Thank you. You think good. I've had trouble explaining this for years. But you cut to the heart of it.

Although... for me the experience feels like the causality is reversed from what you said. I don't really believe in forgiveness by force of will, precisely because I don't believe in my ability to cut away importance and resonance.

What I believe is that the importance heals away on its own, in its own time, which can't be rushed even when I'm trying to. I wake up one day and look, the wound is closed, the scar is faded, and I can't even remember where it was exactly.

At that point I'd have to make an active decision to reopen it, or fetishistically dwell on the memory of recieving it, in order not to forgive. Which IMO is sometimes worthwhile, but I find strenuous and generally I'd rather not.

I think a lot of the misunderstandings about forgiveness in pop culture come from a conflation of the "wound not yet fully healed but you feel like you SHOULD be over it" and the "putting the effort in not to let it heal completely emotional scarification" states.
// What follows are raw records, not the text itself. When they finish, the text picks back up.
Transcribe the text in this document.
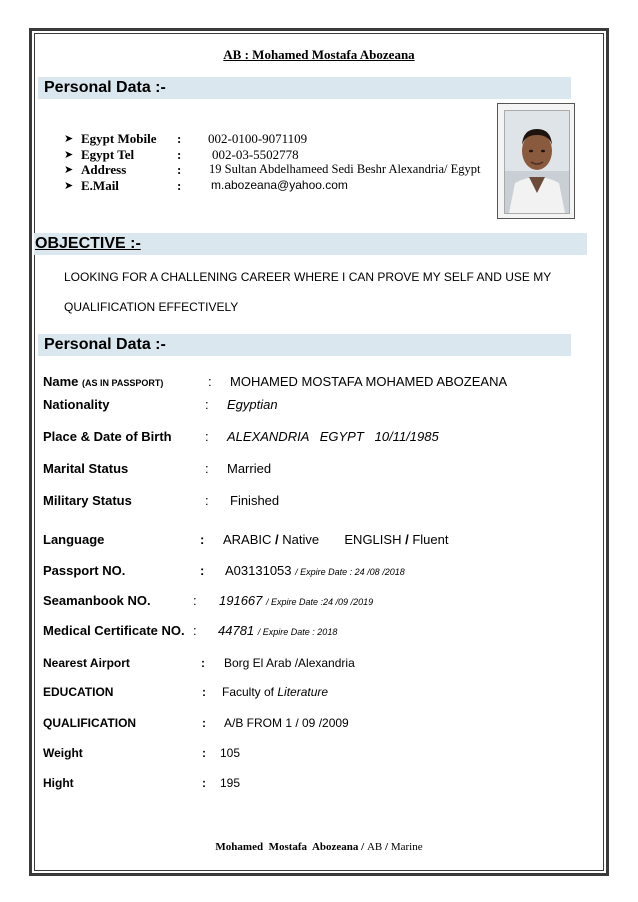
AB : Mohamed Mostafa Abozeana
Personal Data :-
➤ Egypt Mobile : 002-0100-9071109
➤ Egypt Tel	: 002-03-5502778
➤ Address	: 19 Sultan Abdelhameed Sedi Beshr Alexandria/ Egypt
➤ E.Mail	: m.abozeana@yahoo.com
OBJECTIVE :-
LOOKING FOR A CHALLENING CAREER WHERE I CAN PROVE MY SELF AND USE MY
QUALIFICATION EFFECTIVELY
Personal Data :-
Name (AS IN PASSPORT)	: MOHAMED MOSTAFA MOHAMED ABOZEANA
Nationality	: Egyptian
Place & Date of Birth	: ALEXANDRIA   EGYPT   10/11/1985
Marital Status	: Married
Military Status	: Finished
Language	: ARABIC / Native ENGLISH / Fluent
Passport NO.	: A03131053 / Expire Date : 24 /08 /2018
Seamanbook NO.	: 191667 / Expire Date :24 /09 /2019
Medical Certificate NO. : 44781 / Expire Date : 2018
Nearest Airport	: Borg El Arab /Alexandria
EDUCATION	: Faculty of Literature
QUALIFICATION	: A/B FROM 1 / 09 /2009
Weight	: 105
Hight	: 195
Mohamed  Mostafa  Abozeana / AB / Marine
People tell you it saps your energy not to forgive, which I think is true in the latter case. It takes energy, anyway. You have to think real carefully about whether the gain is worth the cost. But I also think it saps your energy to try to force forgiveness artificially, in the former.

I also think people equate forgiveness with starting again, and it ain't necessarily so. I forgive my father, mostly, these days. I'm not quite sure when that happened. But that doesn't mean I want him in my life again. Just because the bruises healed doesn't mean I'm going back in range of the fists. (Metaphorically only. He never hit me.)

I also think you can forgive a role, which is someplace in between an action and a person. You can let go of the importance of what a person was supposed to be to you, or what you wanted them to, without letting go of the importance of the person altogether.

As for whether mercy is always unjust, I don't think justice is so ... small a thing, as that. There's a book called Winter's Tale, by Mark Helprin, that I tend to recommend to anyone who'll sit still for it. It contains the line "the perfectly just city rejoicing in justice alone."

But Helprin's view of justice is -- big. Mystical. abstract. Devine, almost. Justice is practically a synonym for beauty. Everything balances. He's a little too dismissive of the ordinary sort of justice that a human eye can see for more than a transcendant moment, in my view, but it's still interesting to think about.

I think mercy is often justice, but bigger, including more of the picture. Justice that takes into account the abuser's own abused childhood. Justice that takes into account that being petty and vindictive and fucked up often is its own punishment. Justice that takes into account that hope is as cruel a thing as fear, sometimes, and that to break a cycle and show that you can choose to do a different thing is terrifying to people who don't want to make their own choices.

Mercy, when its done right, doesn't seem to me to be unjust. Only a different kind of justice. Or easy on its victims, if they have any conscience at all. Mercy is the exercise of empathy for those who have not practiced it themselves. Coals of fire, you know?

Of course, mercy when its done wrong lets people off the hook for their own cause and effect and sends them off merrily to do harm again, in the belief that either its not harm or someone else will clean it up.